Snippets originally from:

The Risen Christ

As Craig Barnes once noted, the fact that on that first Easter evening the disciples were all locked-up and huddled in a room somewhere is emblematic of so much of our lives even to this day. Fear of this or that, anxiety over some aspect of life, makes us lock up the door of our hearts. All of us are familiar with locks. Every door of our houses has a lock. We put sticks in the tracks of our sliding doors so as to make double-sure no one can outwit the door’s normal lock. A front door may have a deadbolt lock and, on top of that, a chain. So every day, and certainly every evening, we click these locks and cinch up these chains and double-check that the windows are also locked. We do this, we think, to keep the world OUT but we all know that sometimes it is also possible to lock ourselves IN.

We have lots of ways to lock ourselves in. We refuse to go out because we’re too ashamed, too blue, or too afraid we will run into so-and-so and, frankly, we can’t stand the thought.

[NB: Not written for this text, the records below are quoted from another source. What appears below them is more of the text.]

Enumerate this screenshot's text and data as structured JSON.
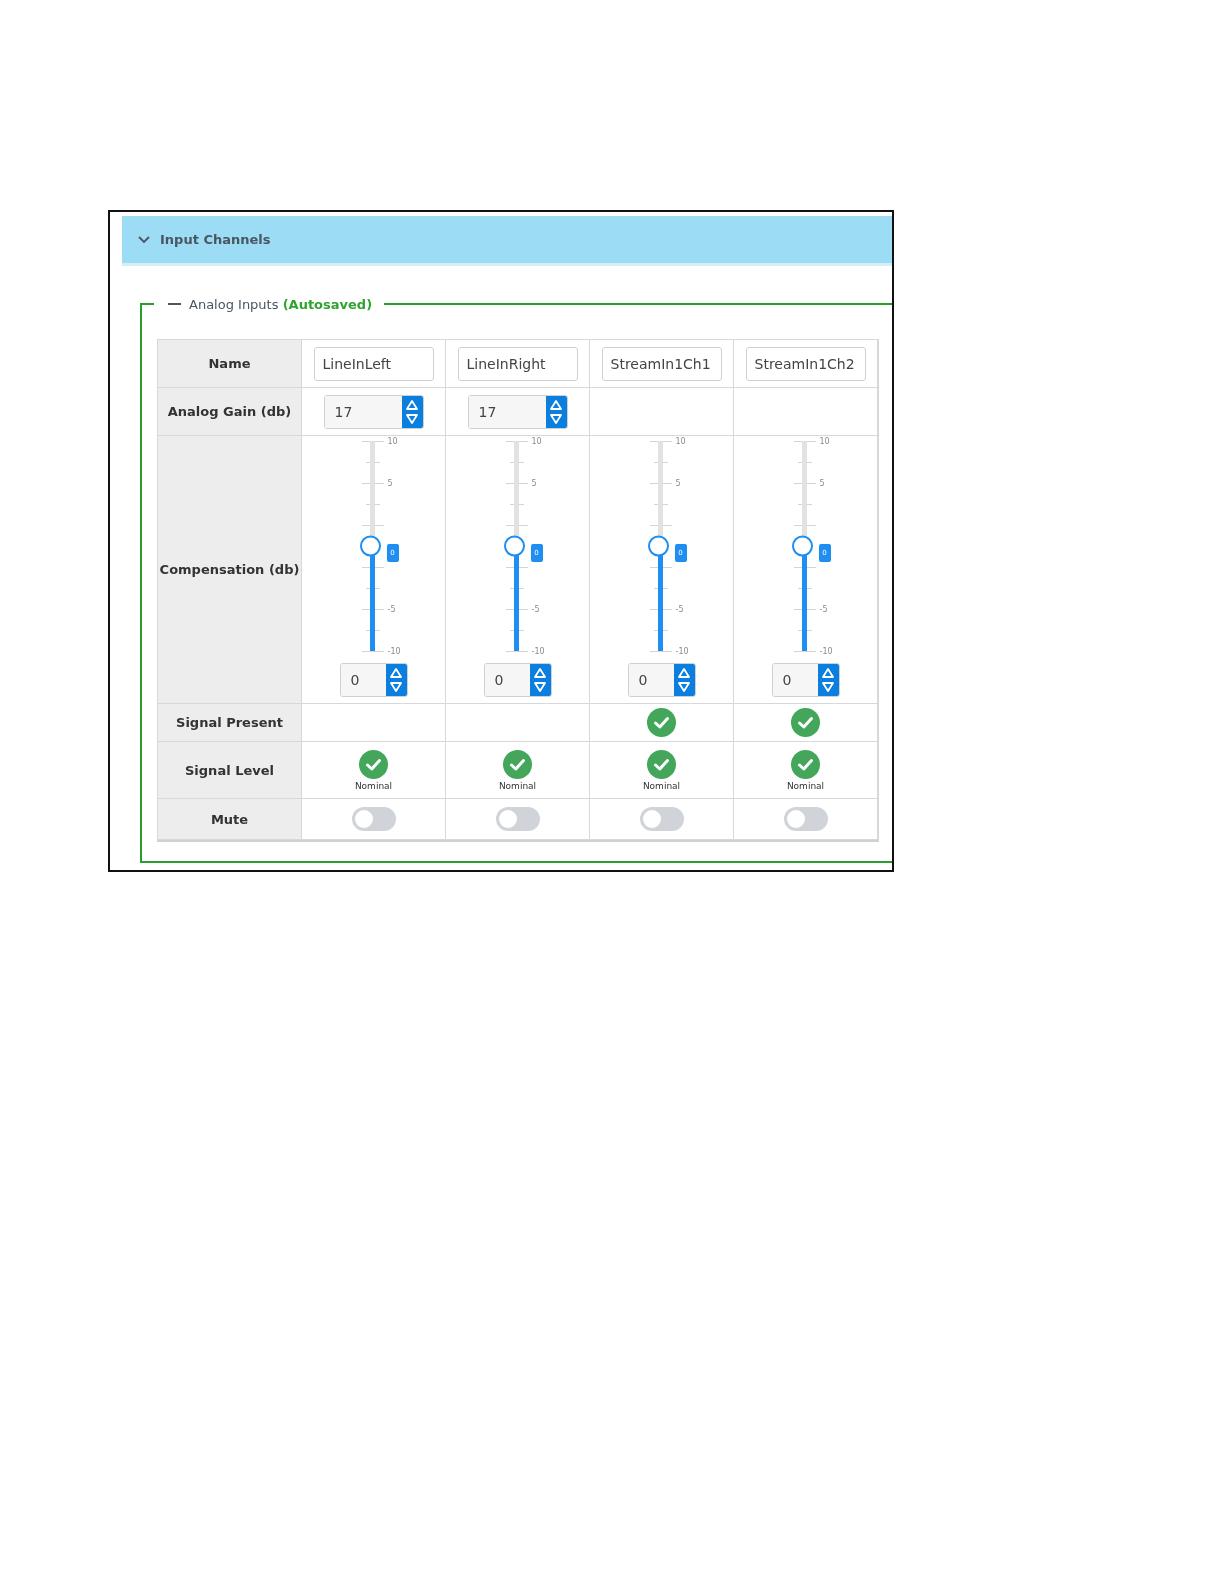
{
  "section": {
    "title": "Input Channels",
    "expanded": true
  },
  "group": {
    "title": "Analog Inputs",
    "status": "(Autosaved)",
    "expanded": true
  },
  "row_labels": [
    "Name",
    "Analog Gain (db)",
    "Compensation (db)",
    "Signal Present",
    "Signal Level",
    "Mute"
  ],
  "channels": [
    {
      "name": "LineInLeft",
      "gain": "17",
      "compensation": {
        "level": 0.5,
        "value": "0",
        "bubble": "0",
        "ticks": [
          "10",
          "5",
          "-5",
          "-10"
        ]
      },
      "signal_present": false,
      "signal_level": {
        "ok": true,
        "label": "Nominal"
      },
      "muted": false
    },
    {
      "name": "LineInRight",
      "gain": "17",
      "compensation": {
        "level": 0.5,
        "value": "0",
        "bubble": "0",
        "ticks": [
          "10",
          "5",
          "-5",
          "-10"
        ]
      },
      "signal_present": false,
      "signal_level": {
        "ok": true,
        "label": "Nominal"
      },
      "muted": false
    },
    {
      "name": "StreamIn1Ch1",
      "compensation": {
        "level": 0.5,
        "value": "0",
        "bubble": "0",
        "ticks": [
          "10",
          "5",
          "-5",
          "-10"
        ]
      },
      "signal_present": true,
      "signal_level": {
        "ok": true,
        "label": "Nominal"
      },
      "muted": false
    },
    {
      "name": "StreamIn1Ch2",
      "compensation": {
        "level": 0.5,
        "value": "0",
        "bubble": "0",
        "ticks": [
          "10",
          "5",
          "-5",
          "-10"
        ]
      },
      "signal_present": true,
      "signal_level": {
        "ok": true,
        "label": "Nominal"
      },
      "muted": false
    }
  ]
}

Sometimes we stay away from even church for the same reason. We get Caller I.D. on our phones so we can see, well before picking up the receiver, who is calling. And if it’s someone we don’t want to talk to or can’t bear talking to out of shame or fear or whatever, we just don’t answer. Again, we lock ourselves in just as often as we lock the world out.

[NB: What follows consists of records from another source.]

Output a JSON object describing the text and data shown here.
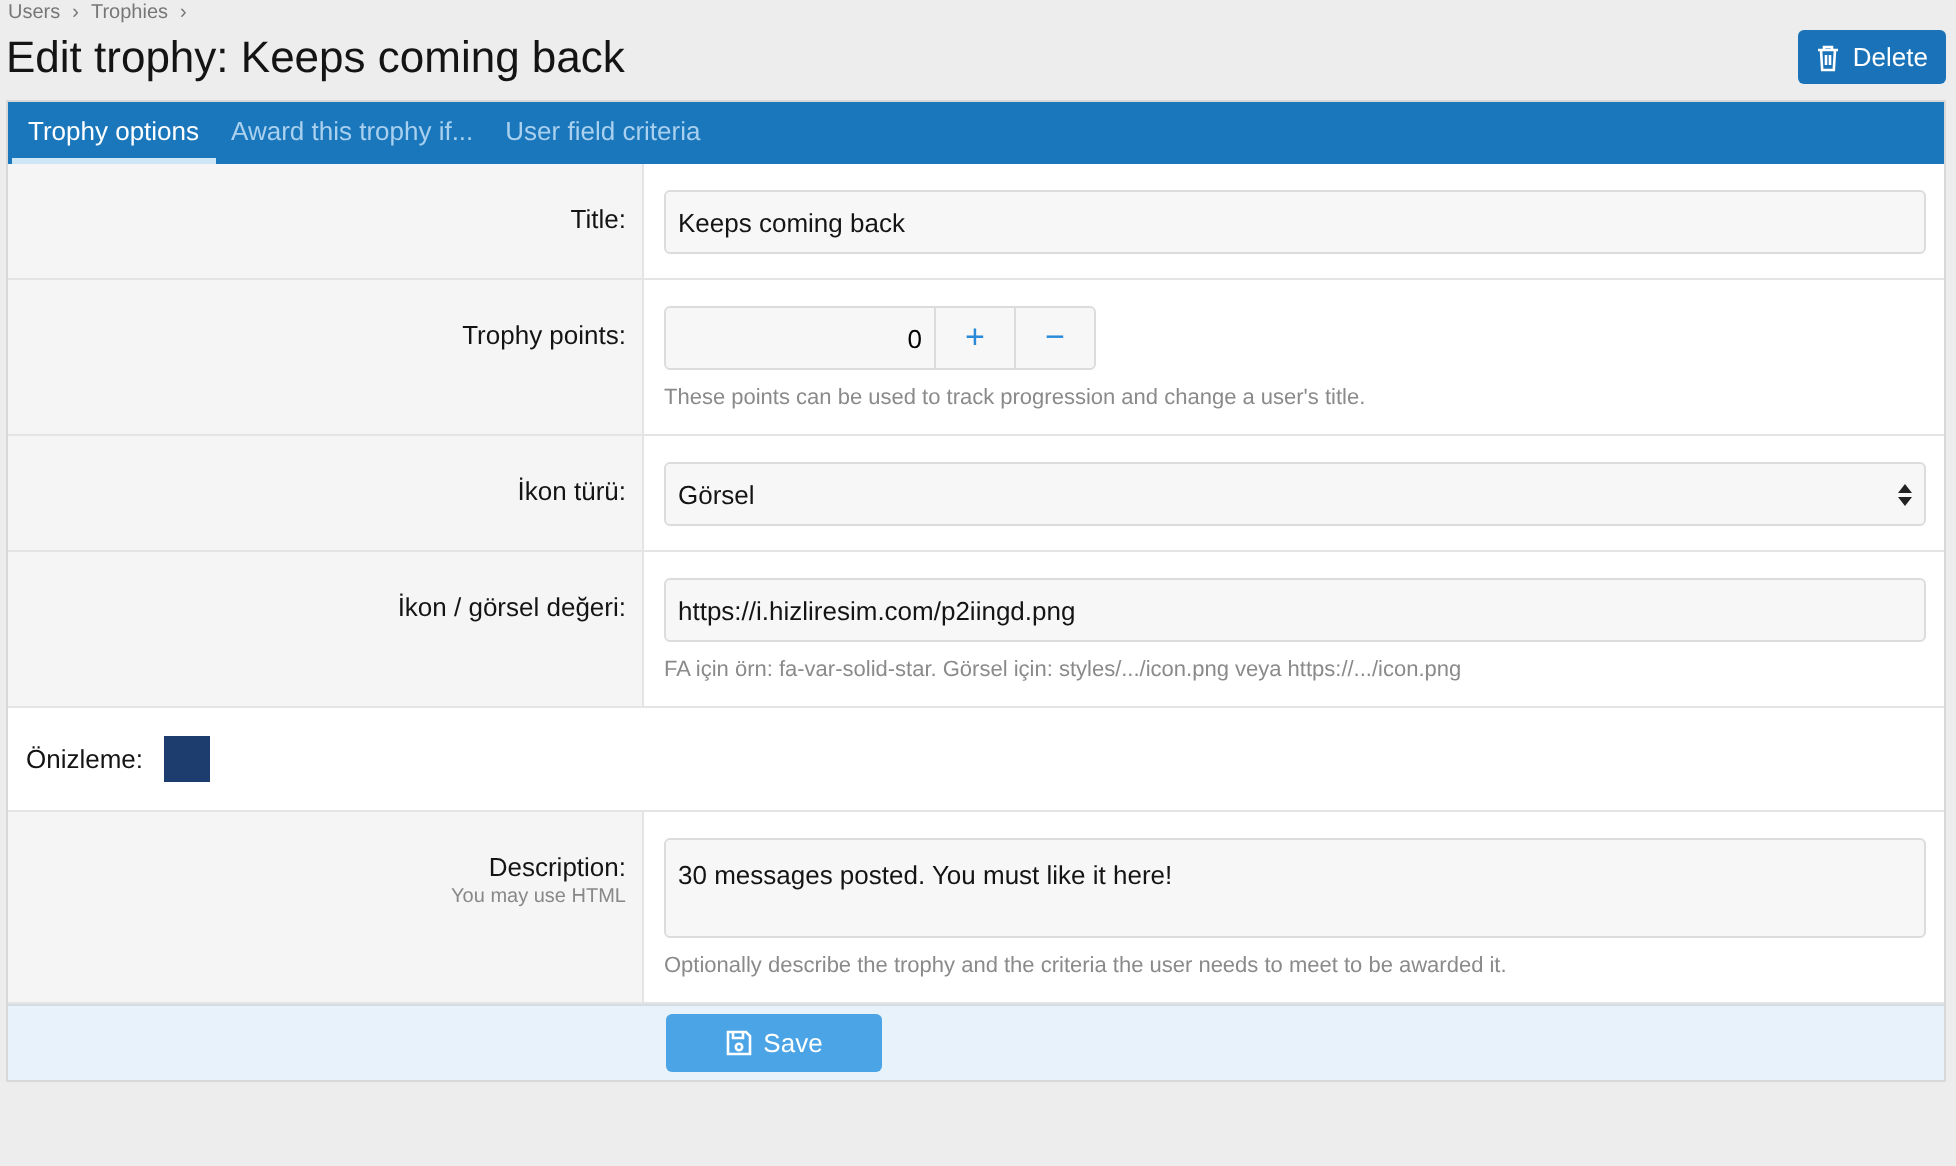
{
  "breadcrumb": {
    "separator": "›",
    "items": [
      {
        "label": "Users"
      },
      {
        "label": "Trophies"
      }
    ]
  },
  "page_title": "Edit trophy: Keeps coming back",
  "delete_button": {
    "label": "Delete"
  },
  "tabs": [
    {
      "label": "Trophy options",
      "selected": true
    },
    {
      "label": "Award this trophy if...",
      "selected": false
    },
    {
      "label": "User field criteria",
      "selected": false
    }
  ],
  "rows": [
    {
      "kind": "text",
      "label": "Title:",
      "value": "Keeps coming back"
    },
    {
      "kind": "number",
      "label": "Trophy points:",
      "value": "0",
      "increment": "+",
      "decrement": "−",
      "hint": "These points can be used to track progression and change a user's title."
    },
    {
      "kind": "select",
      "label": "İkon türü:",
      "value": "Görsel"
    },
    {
      "kind": "text",
      "label": "İkon / görsel değeri:",
      "value": "https://i.hizliresim.com/p2iingd.png",
      "hint": "FA için örn: fa-var-solid-star. Görsel için: styles/.../icon.png veya https://.../icon.png"
    },
    {
      "kind": "preview",
      "label": "Önizleme:"
    },
    {
      "kind": "textarea",
      "label": "Description:",
      "sublabel": "You may use HTML",
      "value": "30 messages posted. You must like it here!",
      "hint": "Optionally describe the trophy and the criteria the user needs to meet to be awarded it."
    }
  ],
  "save_button": {
    "label": "Save"
  }
}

Shame and fear are cousins. First cousins. If you are ashamed of something that is known already, you are afraid of being seen by people in whose eyes you will catch flickers of disapproval. If you are ashamed of something people do not yet know about, you are afraid that just by being out and about in public, someone will discover it, and it scares you half to death. For every last one of us, there are things we have done whose discovery we fear. For every last one of us, there are things that we simply are that we fear make us unworthy.

If, as John 20 presents it, Easter began with the lamentable sadness of death’s reality in our world, that same day ended with the lamentable sadness of shame. The disciples were ashamed of what they had done, they were ashamed of what their cowardice revealed about who they simply were as men. So they locked the door, telling themselves they were keeping the Jews out when really they were maybe keeping themselves locked in. But then Jesus did what he always does for anyone locked up in his own shame: he comes in anyway. He enters the room, he enters the heart, he breaks into the shame.

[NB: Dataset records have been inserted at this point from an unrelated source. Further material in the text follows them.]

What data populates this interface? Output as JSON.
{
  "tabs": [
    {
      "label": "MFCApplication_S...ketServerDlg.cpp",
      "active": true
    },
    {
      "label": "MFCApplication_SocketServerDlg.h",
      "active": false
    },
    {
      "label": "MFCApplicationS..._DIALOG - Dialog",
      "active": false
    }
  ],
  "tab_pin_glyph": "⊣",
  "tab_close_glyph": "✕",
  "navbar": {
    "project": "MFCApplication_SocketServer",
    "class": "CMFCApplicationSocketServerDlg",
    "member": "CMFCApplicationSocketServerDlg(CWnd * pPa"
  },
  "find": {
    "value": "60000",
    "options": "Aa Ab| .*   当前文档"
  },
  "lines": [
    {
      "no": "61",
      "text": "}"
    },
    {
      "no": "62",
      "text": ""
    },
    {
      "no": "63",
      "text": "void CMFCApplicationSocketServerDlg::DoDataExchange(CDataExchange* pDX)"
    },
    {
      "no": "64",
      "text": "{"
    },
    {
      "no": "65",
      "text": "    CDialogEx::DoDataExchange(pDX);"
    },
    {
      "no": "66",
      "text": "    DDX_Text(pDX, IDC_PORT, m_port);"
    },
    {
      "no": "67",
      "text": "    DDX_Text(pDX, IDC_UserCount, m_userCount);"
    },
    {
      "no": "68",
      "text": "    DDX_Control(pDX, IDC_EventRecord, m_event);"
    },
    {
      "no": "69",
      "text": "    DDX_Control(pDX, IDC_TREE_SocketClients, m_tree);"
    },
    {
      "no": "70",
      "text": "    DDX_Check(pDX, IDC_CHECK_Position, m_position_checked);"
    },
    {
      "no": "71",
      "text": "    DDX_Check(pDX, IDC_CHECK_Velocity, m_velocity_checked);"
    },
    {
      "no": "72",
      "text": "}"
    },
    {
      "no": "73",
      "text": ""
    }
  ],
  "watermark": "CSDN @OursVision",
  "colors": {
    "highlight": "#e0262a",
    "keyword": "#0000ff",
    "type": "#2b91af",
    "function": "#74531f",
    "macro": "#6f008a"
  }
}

John records for us no reaction of the disciples, not initially at least. But he does make clear that Jesus leaves no quarter for fear because he no sooner pops in on them and he says, “Peace to you!” He says it immediately the way he always does. He says “Peace.” He says “Shalom.” He says it’s all right. He speaks a word that is the opposite of fear and so squelches shame, puts away and banishes any thoughts the disciples may have had about Jesus’ bearing a grudge. Jesus never says a word about their past actions, their betrayals and denials. He does not even overtly say, “Forget about it” or “I forgive you.” Instead he gives them a Spirit that tells them, in a way more compelling than words alone, that of course all is forgiven. He even sends them out into the world with a mission of forgiveness. Peace. We think that having a sense of peace means a lack of conflict. But more than that, peace in the sense of “shalom” is that settled sense that everything is in plumb, everything is in its proper place as we are all together webbed into relationships that are mutually edifying and upbuilding.

One of the more famous images of Scripture comes from that line in Revelation when Jesus says, “Behold, I stand at the door and knock.” Ordinarily when someone knocks at a locked door at your house, you know that it’s up to you to get up and unlock the door and open it. The good news of Easter is that even if you are too afraid to do that, too ashamed or too paralyzed by this or that feature of your own life, the lock won’t stop Jesus. He will appear right in the middle of your locked-up heart and before you even have the chance to say or do a blessed thing, he will say “Peace to you!”

Hear the good news of the Gospel.  Hear it and be exceeding glad!